R.A.D. Blogger

I'm a professor with a joint position in rhet/comp and women's studies. I work at a large mid-western U in a pretty small town, which seems to welcome a. students and b. people with kids (pwk); I am neither. I research eugenics and policy making; most days I think about the book I need to write about said topic, some days I actually write about it. I live with Z (a "feminist 4th grade teacher"), Spike, and Bodhi. I think too much about breathing, decorating, cooking, and living elsewhere.

17.9.06

Writer's block

I have been away from my blog and well quite frankly away from almost anything that would require me to write except for the occasional email. During a downward facing dog yesterday, while I was concentrating on "settling into the resting juncture" of my breathing in my hopes of calmness, I realize-- ohmigosh, I have writer's block. As I stepped into a lung twist I thought, hmmmm.... why? Despite my hiatus from writing I have been actively surveying several of blogs noting, for example, how to read/research/write when doing interdisciplinary work and the joy of beginning. And yet, my fingers feel uncomfortably clumsy on the keyboard and I begin to panic when I think-- crap, a book, I gotta write this book, come on really it is just revising a first draft, a first big draft that needs about 1/3 more written. Of course then I think, just breathe....
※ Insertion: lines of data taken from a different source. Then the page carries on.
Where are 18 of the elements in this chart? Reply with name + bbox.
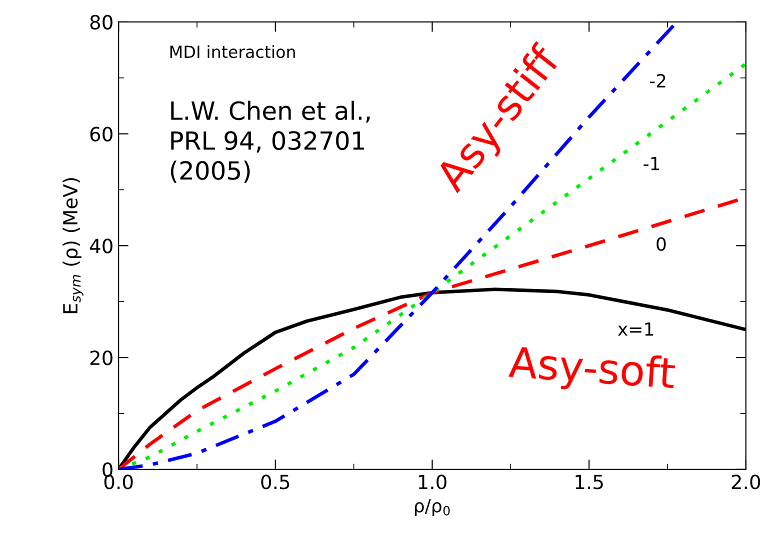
- y-tick-label: 20: [90, 350, 112, 366]
- x-tick-label: 1.5: [576, 474, 603, 490]
- x-tick-label: 0.0: [104, 474, 133, 490]
- x-tick-label: 1.0: [418, 474, 446, 490]
- annotation: MDI interaction: [170, 45, 295, 58]
- x-tick-label: 0.5: [261, 474, 290, 490]
- x-axis-title: ρ/ρ$_{0}$: [414, 499, 450, 516]
- series-label: x=1: [618, 322, 654, 336]
- annotation: L.W. Chen et al., PRL 94, 032701 (2005): [170, 100, 370, 183]
- series-label: -2: [650, 74, 666, 88]
- series-label: -1: [644, 156, 660, 170]
- x-tick-label: 2.0: [732, 474, 760, 490]
- annotation: Asy-soft: [508, 345, 676, 397]
- y-tick-label: 40: [90, 238, 112, 254]
- series-label: 0: [656, 237, 666, 251]
- y-tick-label: 60: [90, 126, 112, 142]
- y-tick-label: 80: [90, 14, 112, 30]
- y-axis-title: E$_{sym}$ (ρ) (MeV): [62, 178, 84, 314]
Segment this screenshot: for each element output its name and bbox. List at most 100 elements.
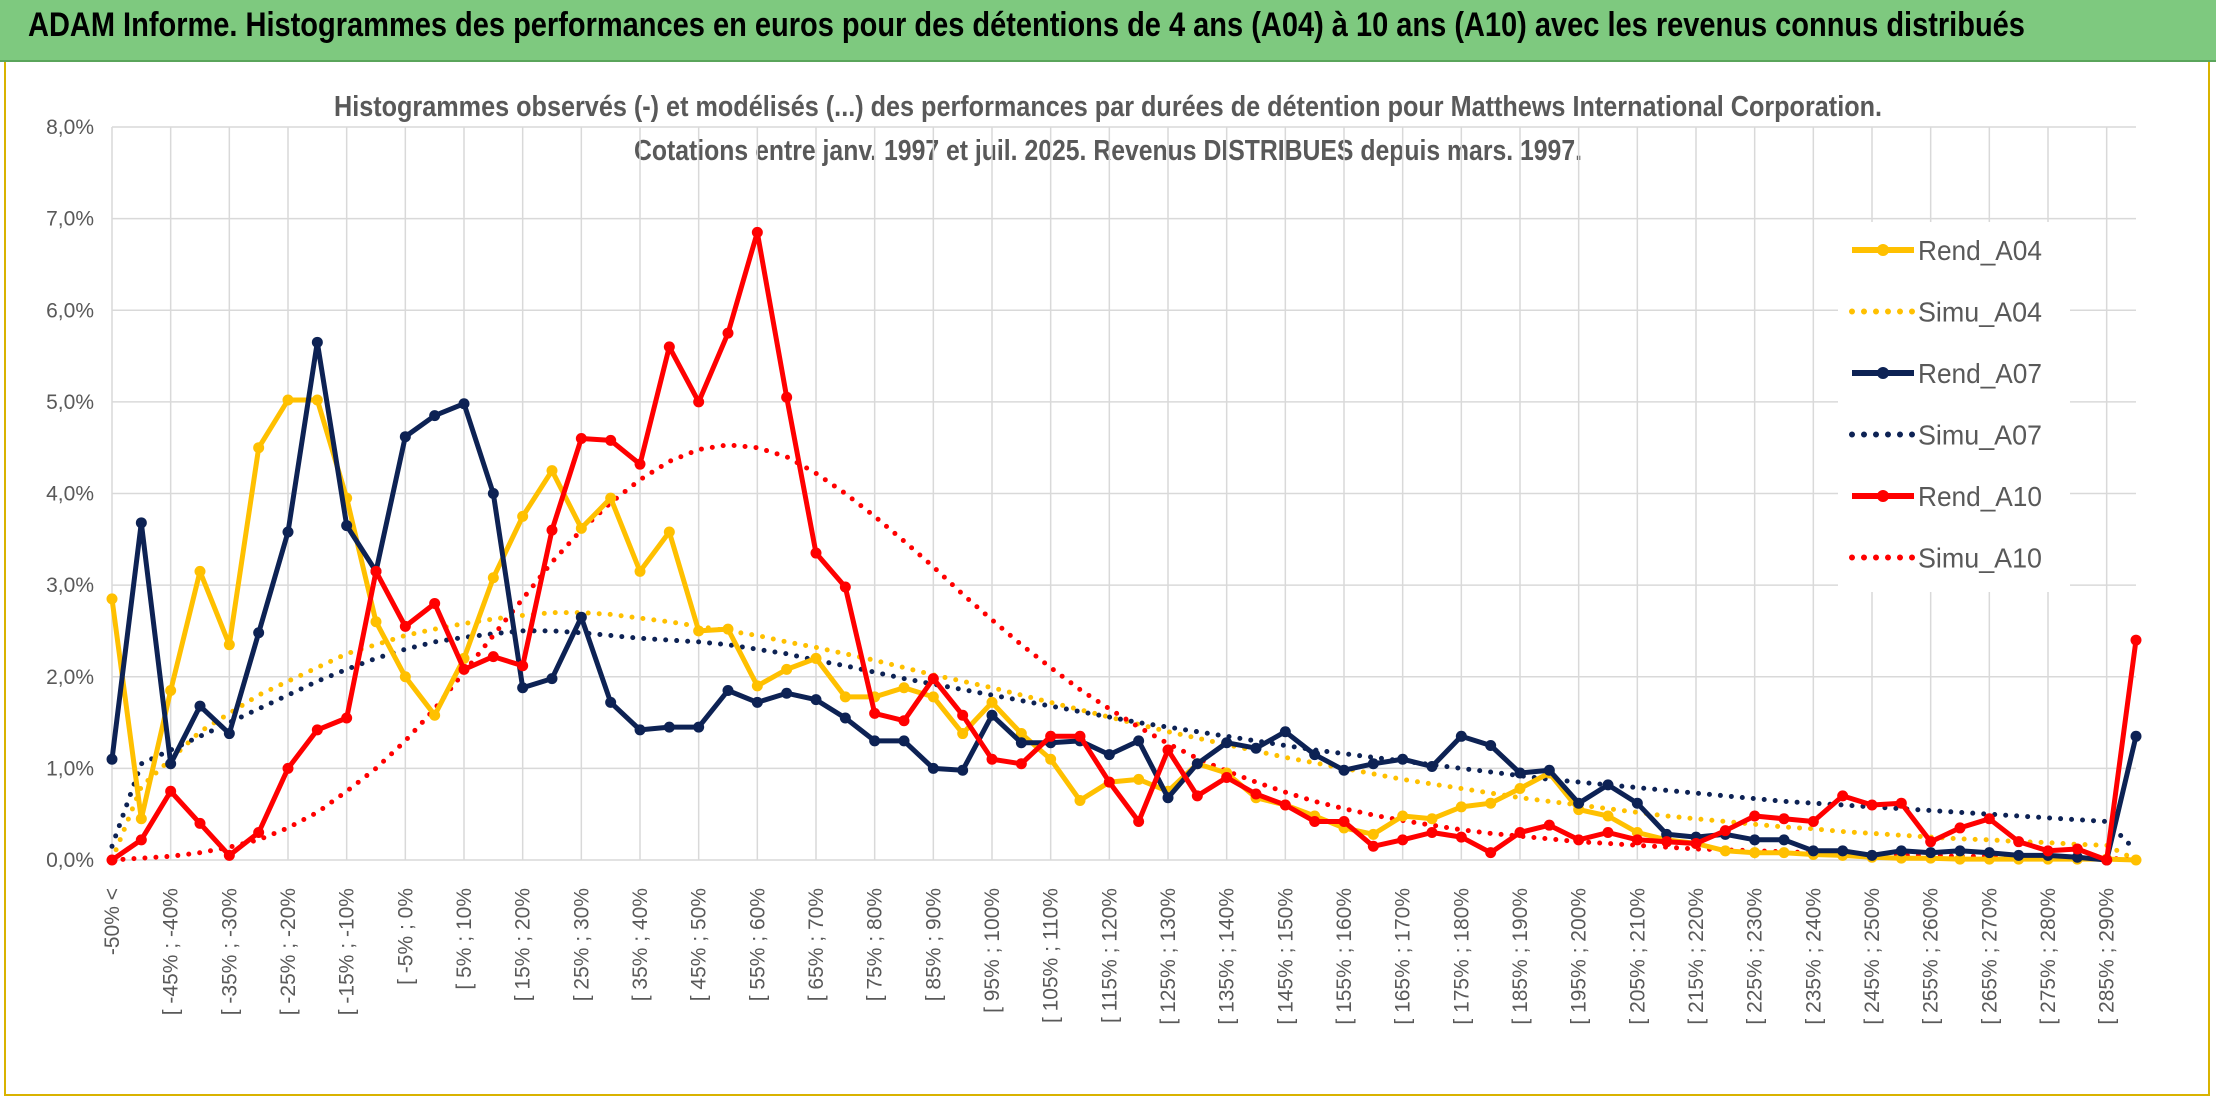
data-point-rend-a10 (341, 712, 353, 724)
data-point-rend-a10 (1191, 790, 1203, 802)
data-point-rend-a10 (1514, 827, 1526, 839)
data-point-rend-a10 (1015, 758, 1027, 770)
data-point-rend-a04 (1426, 813, 1438, 825)
legend-label-rend-a10: Rend_A10 (1918, 481, 2042, 512)
report-title: ADAM Informe. Histogrammes des performan… (28, 6, 2025, 44)
data-point-rend-a04 (487, 572, 499, 584)
x-tick-label: [ -5% ; 0% (394, 888, 417, 985)
x-tick-label: [ 145% ; 150% (1274, 888, 1297, 1025)
data-point-rend-a04 (1602, 810, 1614, 822)
legend-label-rend-a04: Rend_A04 (1918, 235, 2042, 266)
x-tick-label: [ 275% ; 280% (2037, 888, 2060, 1025)
data-point-rend-a07 (1103, 749, 1115, 761)
data-point-rend-a07 (1983, 847, 1995, 859)
data-point-rend-a10 (663, 341, 675, 353)
data-point-rend-a10 (1925, 836, 1937, 848)
data-point-rend-a10 (751, 226, 763, 238)
x-tick-label: [ -45% ; -40% (160, 888, 183, 1015)
legend-box (1838, 222, 2070, 592)
legend-marker (1877, 490, 1889, 502)
data-point-rend-a07 (517, 682, 529, 694)
data-point-rend-a04 (282, 394, 294, 406)
y-axis-ticks: 0,0% 1,0% 2,0% 3,0% 4,0% 5,0% 6,0% 7,0% 8,0% (46, 116, 94, 872)
data-point-rend-a04 (399, 671, 411, 683)
data-point-rend-a07 (546, 673, 558, 685)
data-point-rend-a07 (341, 520, 353, 532)
data-point-rend-a04 (1485, 797, 1497, 809)
data-point-rend-a10 (429, 597, 441, 609)
data-point-rend-a04 (135, 813, 147, 825)
data-point-rend-a07 (957, 764, 969, 776)
series-simu-a07 (109, 628, 2139, 854)
data-point-rend-a10 (839, 581, 851, 593)
data-point-rend-a07 (399, 431, 411, 443)
data-point-rend-a07 (1573, 797, 1585, 809)
data-point-rend-a07 (781, 687, 793, 699)
x-tick-label: [ 5% ; 10% (453, 888, 476, 990)
x-tick-label: [ 45% ; 50% (688, 888, 711, 1001)
data-point-rend-a10 (106, 854, 118, 866)
data-point-rend-a07 (1221, 737, 1233, 749)
data-point-rend-a10 (1162, 744, 1174, 756)
data-point-rend-a07 (1279, 726, 1291, 738)
x-tick-label: [ -25% ; -20% (277, 888, 300, 1015)
data-point-rend-a10 (1338, 816, 1350, 828)
data-point-rend-a07 (135, 517, 147, 529)
x-tick-label: [ 165% ; 170% (1392, 888, 1415, 1025)
data-point-rend-a07 (927, 762, 939, 774)
data-point-rend-a07 (1807, 845, 1819, 857)
data-point-rend-a10 (1485, 847, 1497, 859)
data-point-rend-a07 (1367, 758, 1379, 770)
data-point-rend-a10 (1807, 816, 1819, 828)
data-point-rend-a10 (282, 762, 294, 774)
data-point-rend-a07 (1866, 849, 1878, 861)
data-point-rend-a04 (781, 663, 793, 675)
data-point-rend-a10 (223, 849, 235, 861)
data-point-rend-a07 (1837, 845, 1849, 857)
data-point-rend-a10 (927, 673, 939, 685)
data-point-rend-a07 (1631, 797, 1643, 809)
report-banner: ADAM Informe. Histogrammes des performan… (0, 0, 2216, 62)
data-point-rend-a07 (165, 758, 177, 770)
data-point-rend-a10 (1631, 834, 1643, 846)
data-point-rend-a07 (663, 721, 675, 733)
data-point-rend-a10 (898, 715, 910, 727)
legend-label-simu-a07: Simu_A07 (1918, 420, 2042, 451)
x-tick-label: [ 15% ; 20% (512, 888, 535, 1001)
data-point-rend-a04 (722, 623, 734, 635)
data-point-rend-a04 (810, 652, 822, 664)
data-point-rend-a07 (1895, 845, 1907, 857)
data-point-rend-a07 (1426, 761, 1438, 773)
data-point-rend-a07 (2130, 730, 2142, 742)
data-point-rend-a07 (1514, 767, 1526, 779)
data-point-rend-a07 (839, 712, 851, 724)
x-tick-label: [ 35% ; 40% (629, 888, 652, 1001)
data-point-rend-a10 (1749, 810, 1761, 822)
data-point-rend-a07 (1162, 792, 1174, 804)
chart-subtitle-line-1: Histogrammes observés (-) et modélisés (… (334, 91, 1882, 123)
data-point-rend-a04 (663, 526, 675, 538)
x-tick-label: [ 75% ; 80% (864, 888, 887, 1001)
data-point-rend-a07 (634, 724, 646, 736)
data-point-rend-a04 (634, 565, 646, 577)
data-point-rend-a04 (751, 680, 763, 692)
legend-marker (1877, 367, 1889, 379)
data-point-rend-a04 (693, 625, 705, 637)
data-point-rend-a10 (399, 620, 411, 632)
data-point-rend-a04 (957, 728, 969, 740)
data-point-rend-a04 (2130, 854, 2142, 866)
data-point-rend-a10 (253, 827, 265, 839)
data-point-rend-a04 (575, 522, 587, 534)
data-point-rend-a04 (605, 492, 617, 504)
data-point-rend-a07 (1778, 834, 1790, 846)
y-tick-label: 6,0% (46, 299, 94, 322)
chart-subtitle-line-2: Cotations entre janv. 1997 et juil. 2025… (634, 135, 1582, 167)
data-point-rend-a10 (1250, 788, 1262, 800)
data-point-rend-a07 (429, 410, 441, 422)
data-point-rend-a07 (311, 336, 323, 348)
data-point-rend-a10 (458, 663, 470, 675)
x-tick-label: [ 25% ; 30% (570, 888, 593, 1001)
data-point-rend-a07 (1455, 730, 1467, 742)
data-point-rend-a10 (1573, 834, 1585, 846)
data-point-rend-a07 (1133, 735, 1145, 747)
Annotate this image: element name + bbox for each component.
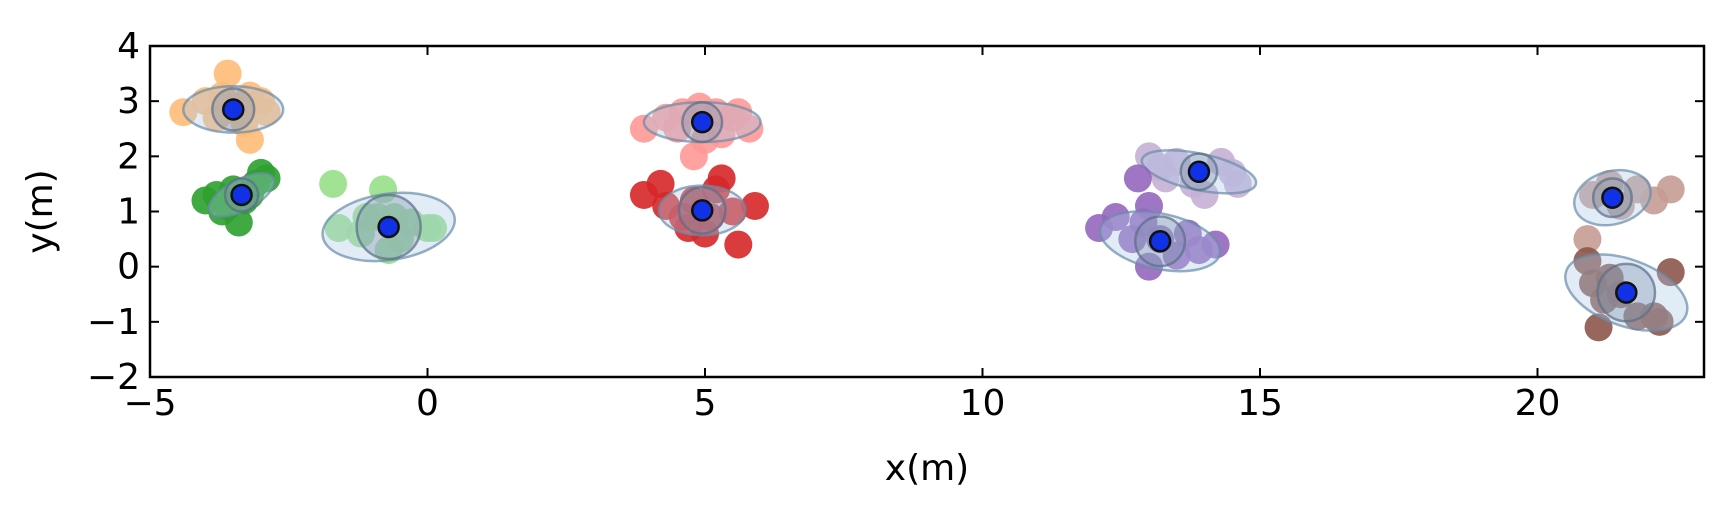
data-point [1595,263,1624,292]
data-point [1190,180,1219,209]
x-tick-label: −5 [123,383,176,424]
axis-ticks: −5 0 5 10 15 20 −2 −1 0 1 2 3 4 [87,26,1704,424]
data-point [646,169,675,198]
data-point [324,214,353,243]
x-tick-label: 10 [960,383,1006,424]
data-point [1656,258,1685,287]
data-point [352,203,381,232]
cluster-6 [1135,142,1258,209]
y-tick-label: 4 [117,26,140,67]
cluster-3 [319,169,457,265]
cluster-4 [629,92,764,171]
cluster-8 [1573,168,1685,254]
data-point [724,230,753,259]
data-point [740,191,769,220]
x-tick-label: 5 [694,383,717,424]
y-tick-label: −2 [87,357,140,398]
y-tick-label: 0 [117,247,140,288]
y-tick-label: −1 [87,302,140,343]
data-point [252,98,281,127]
cluster-center [230,183,253,207]
cluster-center [690,199,714,222]
plot-area [169,59,1689,342]
cluster-center [222,98,245,121]
data-point [1201,230,1230,259]
data-point [1573,225,1602,254]
cluster-9 [1564,247,1689,342]
data-point [679,142,708,171]
cluster-center [1187,160,1211,184]
data-point [1151,164,1180,193]
cluster-center [690,110,714,134]
cluster-5 [629,164,769,259]
data-point [663,114,692,143]
data-point [629,114,658,143]
cluster-2 [191,158,281,237]
data-point [419,214,448,243]
x-axis-label: x(m) [885,448,969,489]
x-tick-label: 15 [1237,383,1283,424]
cluster-center [1615,281,1638,304]
cluster-center [1601,186,1624,209]
x-tick-label: 0 [416,383,439,424]
data-point [1123,164,1152,193]
cluster-1 [169,59,285,154]
data-point [213,59,242,88]
y-axis-label: y(m) [20,169,61,253]
x-tick-label: 20 [1515,383,1561,424]
y-tick-label: 3 [117,81,140,122]
cluster-center [377,215,400,239]
cluster-center [1148,230,1172,253]
data-point [1101,203,1130,232]
y-tick-label: 1 [117,192,140,233]
data-point [319,169,348,198]
data-point [1656,175,1685,204]
cluster-7 [1085,164,1230,281]
y-tick-label: 2 [117,136,140,177]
But I am beginning to think my block is larger than the ticking tenure clock or the simple pressure of publishing. What I have realized is that to some extent I am, well, not super intellectually stimulated these days; a feeling that I am not sure I have ever had before. Perhaps it is new professor blues? Last year, my first year, I never quite felt intellectually bored, just overwhelmed. Now that I know how to use the copy machine, who to go to be quickly reimbursed for travel, who to email/call for a quick bite to eat on campus, etc. etc. I am now left to sit with where I am-- and I am not good at sitting still. The fact is, the more busy I am, the more productive I tend to be. And not only in my scholarship but in other parts of my life; for example, exercise is not a chore but a well-deserved break, yoga class is just that: a place where I learn something new about how to be, cooking is an expression of creativity, film going is stimulating yet brainless. I had a long chat with my English chair recently and I expressed to her that I really wanted to be more involved in the department-- especially since we are doing a search in rhetcomp and having this split appointment makes it easy for faculty to forget that I am a full-fledged member of each department-- but yet I came away with that feeling that my job as a junior faculty is simply to produce scholarship for tenure and get decent teaching evals. And I do appreciate this protection but I am afraid it just feeds the vicious cycle of research isolation and a lack of production for me. I think that some of my writer's block comes from feeling like I am writing in a bubble completely disconnected from the vast members of the greater r/c community and coming from a grad program where I pretty much only socialized with rhetcomp-ers (and the occasionally rhetcomp-friendly) this strange for me. Sure, I spent a lot of this week conversing with TCQ through my pen and "writer's notebook" (as Z has come to call it; his 4th graders also keep a "writers notebook," very first year comp-y)-- we had a lovely conversation about the rhetoric of policy making. But as a rhetorician, when I return to the key board, I sometimes find it hard to imagine my audience. Ok, so yeah, I know my project spans the field of rhetoric, women's studies, cultural studies, disability studies, and even prof/tech writing but WHO is that really? And why, oh why, did I decide to bring so many areas together... maybe this why I am blocked?!

In hopes of moving forward: note to self this week's goals--

  1. Reread Advice for New Faculty Members, especially the pages on beginning (which btw, consists of breathing exes adapted from Donna Farhi breathing techniques);
  2. Send emails to grant reviewers;
  3. Rewrite grant (for an audience I do *know,* one member's research applies darwinism to lit crit-- this is difficult given that I am exploring the problematic reiteration of eugenicist discourses in late 20th US-based and internationally-based policies);
  4. Write a page of my book, yes just a page and it does not have to be a good one-- one page is better than no new pages.